Université de Paris-Cité, LLF, CNRS, Paris, France.
Leiden University, Leiden, Netherlands.
PLoS One. 2022 Apr 28;17(4):e0266920. doi: 10.1371/journal.pone.0266920. eCollection 2022.
The approximate number system (a) views number as an imprecise signal that (b) functions equivalently regardless of a number's initial presentation. These features do not readily account for exact readings when a task calls for them. While profiting from insights in areas neighboring the number cognition literature, we propose that linguistic-pragmatic and cultural pressures operate on a number's upper bound in order to provide exact readings. With respect to (a), Experimental Pragmatic findings indicate that numbers appear to be semantically lower-bounded (Eleven candidates are coming means at least eleven) but fluid at its upper-bound; exactly readings emerge as a consequence of an additional pragmatic process that solidifies the upper bound. With respect to (b), studies from cognitive anthropology underline how symbolic representations of number are distinct from written codes. Here, we investigate a novel hypothesis proposing that symbolic expressions of number (such as "11") explicitly provide exactly readings unlike verbal (oral and written) ones, which engender at least readings. We then employ a Numerical Magnitude Task (NMT), in which French-speaking participants determine whether a presented number is lesser or greater than a benchmark (12) in one of three presentation conditions: i) Symbolic/Hindu-Arabic (e.g. "11" via screen), ii) Oral (e.g. "/'on.zə/" via headphones), or; iii) spelled-out-in-Letters (e.g. "onze" via screen). Participants also carry out a Number Identification Task (NIT) so that each participant's recognition speed per number can be removed from their NMT times. We report that decision reaction times to "onze" take longer to process (and prompt more errors) than "treize" whereas "11" and "13" are comparable. One prediction was not supported: Decision times to the critical oral forms ("/'on.zə/" and "[tʁ̥ɛːzə̆]") were comparable, making these outcomes resonate with those in the Symbolic condition.
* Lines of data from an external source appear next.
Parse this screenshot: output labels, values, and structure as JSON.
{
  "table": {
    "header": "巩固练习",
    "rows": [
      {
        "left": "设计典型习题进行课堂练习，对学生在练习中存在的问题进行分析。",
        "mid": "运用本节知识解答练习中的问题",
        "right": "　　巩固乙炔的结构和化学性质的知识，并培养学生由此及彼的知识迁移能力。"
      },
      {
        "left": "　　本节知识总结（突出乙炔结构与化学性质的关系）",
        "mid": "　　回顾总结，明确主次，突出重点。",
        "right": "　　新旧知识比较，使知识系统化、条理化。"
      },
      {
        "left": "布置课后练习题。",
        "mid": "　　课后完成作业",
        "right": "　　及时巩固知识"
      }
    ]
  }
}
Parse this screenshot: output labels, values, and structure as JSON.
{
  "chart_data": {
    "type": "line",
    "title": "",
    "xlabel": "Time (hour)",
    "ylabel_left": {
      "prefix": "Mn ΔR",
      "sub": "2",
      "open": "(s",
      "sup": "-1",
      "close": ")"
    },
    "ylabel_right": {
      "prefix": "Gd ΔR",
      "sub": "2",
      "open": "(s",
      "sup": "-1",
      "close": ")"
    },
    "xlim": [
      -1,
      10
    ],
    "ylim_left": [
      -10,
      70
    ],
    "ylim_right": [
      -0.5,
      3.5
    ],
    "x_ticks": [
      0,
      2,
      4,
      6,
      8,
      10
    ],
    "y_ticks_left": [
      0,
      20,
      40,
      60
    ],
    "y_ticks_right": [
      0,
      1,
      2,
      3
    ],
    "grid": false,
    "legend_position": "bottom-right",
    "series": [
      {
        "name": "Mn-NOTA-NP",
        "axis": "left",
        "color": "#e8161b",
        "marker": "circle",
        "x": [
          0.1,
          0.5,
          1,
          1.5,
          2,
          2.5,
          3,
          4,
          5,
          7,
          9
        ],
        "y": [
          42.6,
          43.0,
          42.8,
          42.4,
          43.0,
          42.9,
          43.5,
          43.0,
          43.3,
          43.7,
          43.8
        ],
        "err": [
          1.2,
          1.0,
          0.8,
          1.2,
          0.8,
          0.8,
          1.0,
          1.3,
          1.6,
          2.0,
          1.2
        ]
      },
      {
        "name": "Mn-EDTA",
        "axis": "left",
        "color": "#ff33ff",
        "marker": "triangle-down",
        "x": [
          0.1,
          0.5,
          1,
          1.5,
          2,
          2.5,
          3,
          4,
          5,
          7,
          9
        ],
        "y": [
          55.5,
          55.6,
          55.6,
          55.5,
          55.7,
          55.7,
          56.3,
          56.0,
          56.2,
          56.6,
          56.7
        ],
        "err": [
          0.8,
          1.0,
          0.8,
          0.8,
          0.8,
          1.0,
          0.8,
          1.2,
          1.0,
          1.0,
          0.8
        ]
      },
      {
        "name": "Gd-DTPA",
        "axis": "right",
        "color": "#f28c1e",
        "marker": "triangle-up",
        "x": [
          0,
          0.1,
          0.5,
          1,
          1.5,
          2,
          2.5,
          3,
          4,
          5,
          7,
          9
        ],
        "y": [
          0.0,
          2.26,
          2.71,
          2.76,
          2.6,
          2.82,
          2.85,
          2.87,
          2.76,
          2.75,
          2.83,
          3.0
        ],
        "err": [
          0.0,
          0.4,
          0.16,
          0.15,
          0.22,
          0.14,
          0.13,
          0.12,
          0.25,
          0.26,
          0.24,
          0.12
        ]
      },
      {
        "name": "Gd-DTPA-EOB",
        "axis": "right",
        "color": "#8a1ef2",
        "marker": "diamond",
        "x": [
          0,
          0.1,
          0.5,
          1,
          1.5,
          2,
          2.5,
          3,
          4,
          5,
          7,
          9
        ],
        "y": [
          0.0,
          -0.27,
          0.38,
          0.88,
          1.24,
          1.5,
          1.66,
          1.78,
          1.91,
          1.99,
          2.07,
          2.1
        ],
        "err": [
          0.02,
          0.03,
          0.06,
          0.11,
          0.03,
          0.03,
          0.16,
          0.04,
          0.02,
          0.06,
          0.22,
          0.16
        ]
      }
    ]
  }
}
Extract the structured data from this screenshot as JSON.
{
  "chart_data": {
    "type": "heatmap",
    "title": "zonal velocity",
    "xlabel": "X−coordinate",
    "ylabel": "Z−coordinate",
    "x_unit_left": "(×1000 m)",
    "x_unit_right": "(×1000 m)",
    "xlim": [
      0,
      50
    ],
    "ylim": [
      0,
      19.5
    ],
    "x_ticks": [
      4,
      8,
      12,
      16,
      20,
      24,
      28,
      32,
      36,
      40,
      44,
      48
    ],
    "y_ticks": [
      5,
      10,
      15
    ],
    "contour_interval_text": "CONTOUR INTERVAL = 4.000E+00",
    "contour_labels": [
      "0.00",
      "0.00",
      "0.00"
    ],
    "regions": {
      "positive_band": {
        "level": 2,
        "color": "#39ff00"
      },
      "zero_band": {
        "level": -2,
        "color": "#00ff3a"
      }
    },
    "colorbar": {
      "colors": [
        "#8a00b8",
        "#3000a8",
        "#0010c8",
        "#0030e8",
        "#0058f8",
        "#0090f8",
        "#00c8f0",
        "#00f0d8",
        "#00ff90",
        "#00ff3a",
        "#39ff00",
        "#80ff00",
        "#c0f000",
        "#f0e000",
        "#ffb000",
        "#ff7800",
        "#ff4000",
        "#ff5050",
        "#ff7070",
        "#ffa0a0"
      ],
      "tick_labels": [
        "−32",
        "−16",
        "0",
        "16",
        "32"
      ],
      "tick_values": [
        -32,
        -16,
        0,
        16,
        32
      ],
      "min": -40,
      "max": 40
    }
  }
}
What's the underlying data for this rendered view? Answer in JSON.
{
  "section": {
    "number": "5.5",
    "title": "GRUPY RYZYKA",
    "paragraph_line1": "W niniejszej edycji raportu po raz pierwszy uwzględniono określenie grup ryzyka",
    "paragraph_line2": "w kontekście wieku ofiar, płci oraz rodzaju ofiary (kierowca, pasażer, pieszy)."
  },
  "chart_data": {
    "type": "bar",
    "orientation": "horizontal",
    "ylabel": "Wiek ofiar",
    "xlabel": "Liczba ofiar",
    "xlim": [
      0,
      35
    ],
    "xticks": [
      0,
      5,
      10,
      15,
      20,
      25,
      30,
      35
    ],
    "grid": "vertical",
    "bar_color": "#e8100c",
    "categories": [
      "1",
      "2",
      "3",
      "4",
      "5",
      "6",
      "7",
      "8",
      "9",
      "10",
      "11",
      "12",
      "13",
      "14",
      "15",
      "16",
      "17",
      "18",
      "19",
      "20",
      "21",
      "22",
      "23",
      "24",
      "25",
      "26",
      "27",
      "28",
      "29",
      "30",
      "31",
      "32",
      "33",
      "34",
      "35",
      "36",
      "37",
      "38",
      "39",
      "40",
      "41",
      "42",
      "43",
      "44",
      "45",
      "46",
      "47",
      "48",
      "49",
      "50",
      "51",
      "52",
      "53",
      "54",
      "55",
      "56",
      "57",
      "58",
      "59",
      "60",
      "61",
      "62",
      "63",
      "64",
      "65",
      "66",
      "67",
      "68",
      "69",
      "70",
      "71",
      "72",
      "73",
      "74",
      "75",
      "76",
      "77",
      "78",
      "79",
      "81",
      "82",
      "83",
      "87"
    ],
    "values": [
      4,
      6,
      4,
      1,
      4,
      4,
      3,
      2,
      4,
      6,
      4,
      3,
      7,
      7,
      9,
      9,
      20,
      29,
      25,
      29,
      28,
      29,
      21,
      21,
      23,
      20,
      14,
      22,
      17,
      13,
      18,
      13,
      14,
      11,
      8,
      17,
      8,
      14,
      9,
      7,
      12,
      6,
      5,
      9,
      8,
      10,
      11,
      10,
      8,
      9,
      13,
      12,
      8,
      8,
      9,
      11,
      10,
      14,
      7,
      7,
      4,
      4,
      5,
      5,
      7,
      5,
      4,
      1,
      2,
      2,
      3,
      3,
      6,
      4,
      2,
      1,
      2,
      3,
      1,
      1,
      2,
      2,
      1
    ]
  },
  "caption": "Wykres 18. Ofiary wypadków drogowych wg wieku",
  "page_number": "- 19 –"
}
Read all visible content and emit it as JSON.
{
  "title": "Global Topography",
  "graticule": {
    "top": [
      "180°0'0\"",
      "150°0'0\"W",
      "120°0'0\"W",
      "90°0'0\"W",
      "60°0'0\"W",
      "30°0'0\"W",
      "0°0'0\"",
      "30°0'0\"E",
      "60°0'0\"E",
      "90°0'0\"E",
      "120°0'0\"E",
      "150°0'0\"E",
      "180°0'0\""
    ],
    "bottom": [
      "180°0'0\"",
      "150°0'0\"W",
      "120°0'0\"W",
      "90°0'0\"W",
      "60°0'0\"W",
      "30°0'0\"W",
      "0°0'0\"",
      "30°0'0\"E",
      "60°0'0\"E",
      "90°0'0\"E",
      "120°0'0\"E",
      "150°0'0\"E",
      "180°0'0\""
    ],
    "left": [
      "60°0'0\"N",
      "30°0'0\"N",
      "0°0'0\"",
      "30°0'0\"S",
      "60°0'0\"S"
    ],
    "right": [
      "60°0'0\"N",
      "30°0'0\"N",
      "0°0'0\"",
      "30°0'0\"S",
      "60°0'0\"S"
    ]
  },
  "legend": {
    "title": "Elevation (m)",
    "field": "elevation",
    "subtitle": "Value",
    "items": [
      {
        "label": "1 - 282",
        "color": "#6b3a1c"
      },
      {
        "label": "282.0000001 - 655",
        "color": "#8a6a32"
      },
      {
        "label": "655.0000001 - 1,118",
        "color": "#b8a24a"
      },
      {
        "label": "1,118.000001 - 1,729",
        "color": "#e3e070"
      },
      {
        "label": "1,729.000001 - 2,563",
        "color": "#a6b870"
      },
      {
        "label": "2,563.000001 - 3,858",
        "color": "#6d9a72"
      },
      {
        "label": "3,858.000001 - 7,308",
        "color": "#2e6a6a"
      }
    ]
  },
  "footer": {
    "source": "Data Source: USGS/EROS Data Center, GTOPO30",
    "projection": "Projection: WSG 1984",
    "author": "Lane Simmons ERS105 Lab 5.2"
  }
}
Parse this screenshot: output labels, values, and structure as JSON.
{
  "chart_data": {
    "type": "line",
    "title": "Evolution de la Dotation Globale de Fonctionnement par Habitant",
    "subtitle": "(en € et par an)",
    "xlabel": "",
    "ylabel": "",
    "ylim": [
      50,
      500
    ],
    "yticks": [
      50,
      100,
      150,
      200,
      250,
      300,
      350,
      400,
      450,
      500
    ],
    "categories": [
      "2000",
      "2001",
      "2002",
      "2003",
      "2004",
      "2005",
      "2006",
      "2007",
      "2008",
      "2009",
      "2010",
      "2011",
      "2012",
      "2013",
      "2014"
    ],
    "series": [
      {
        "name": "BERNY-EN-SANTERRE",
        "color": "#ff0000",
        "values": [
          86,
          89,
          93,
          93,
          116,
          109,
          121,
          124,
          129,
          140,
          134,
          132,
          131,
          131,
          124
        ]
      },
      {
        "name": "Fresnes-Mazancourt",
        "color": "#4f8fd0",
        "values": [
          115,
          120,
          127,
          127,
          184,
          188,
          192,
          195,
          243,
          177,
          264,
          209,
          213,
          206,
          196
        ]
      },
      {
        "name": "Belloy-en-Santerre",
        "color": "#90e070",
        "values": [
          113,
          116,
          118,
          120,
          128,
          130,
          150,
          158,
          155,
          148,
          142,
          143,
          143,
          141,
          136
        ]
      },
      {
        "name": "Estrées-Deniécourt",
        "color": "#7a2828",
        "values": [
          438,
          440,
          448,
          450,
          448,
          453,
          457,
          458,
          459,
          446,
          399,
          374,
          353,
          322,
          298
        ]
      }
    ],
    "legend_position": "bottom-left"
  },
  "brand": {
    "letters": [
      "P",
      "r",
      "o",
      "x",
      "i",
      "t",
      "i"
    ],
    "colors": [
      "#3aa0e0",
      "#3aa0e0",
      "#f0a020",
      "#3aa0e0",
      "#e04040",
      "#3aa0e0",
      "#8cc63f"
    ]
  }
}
近似数字系统 (a) 将数字视为一种不精确的信号,(b) 无论数字的初始表示如何,其功能都是等效的。这些特征在任务需要精确读数时不容易得到。虽然借鉴了数字认知文献邻域的见解,但我们提出语言-语用和文化压力作用于数字的上限,以提供精确读数。关于 (a),实验语用学发现表明,数字似乎在语义上是下限(“有十一位候选人前来”意味着至少有十一位),但其上限是灵活的;精确读数是由于一个额外的语用过程而出现的,该过程使上限固定。关于 (b),认知人类学的研究强调了数字的符号表示与书面代码的区别。在这里,我们提出了一个新的假设,即数字的符号表达(如“11”)明确提供精确读数,而不同于口头(口头和书面)表达,后者产生至少读数。然后,我们使用数值大小任务 (NMT),让说法语的参与者在三种呈现条件之一中确定呈现的数字是否小于或大于基准(12):i)符号/印度-阿拉伯数字(例如通过屏幕呈现的“11”),ii)口头(例如通过耳机呈现的“/'on.zə/'”),或;iii)拼出的字母(例如通过屏幕呈现的“onze”)。参与者还进行数字识别任务 (NIT),以便从他们的 NMT 时间中删除每个参与者对每个数字的识别速度。我们报告说,“onze”的决策反应时间比“treize”处理起来要长(并且错误更多),而“11”和“13”则是可比的。一个预测没有得到支持:关键口头形式(“/'on.zə/'”和“[tʁ̥ɛːzə̆]”)的决策时间相当,这使得这些结果与符号条件的结果产生共鸣。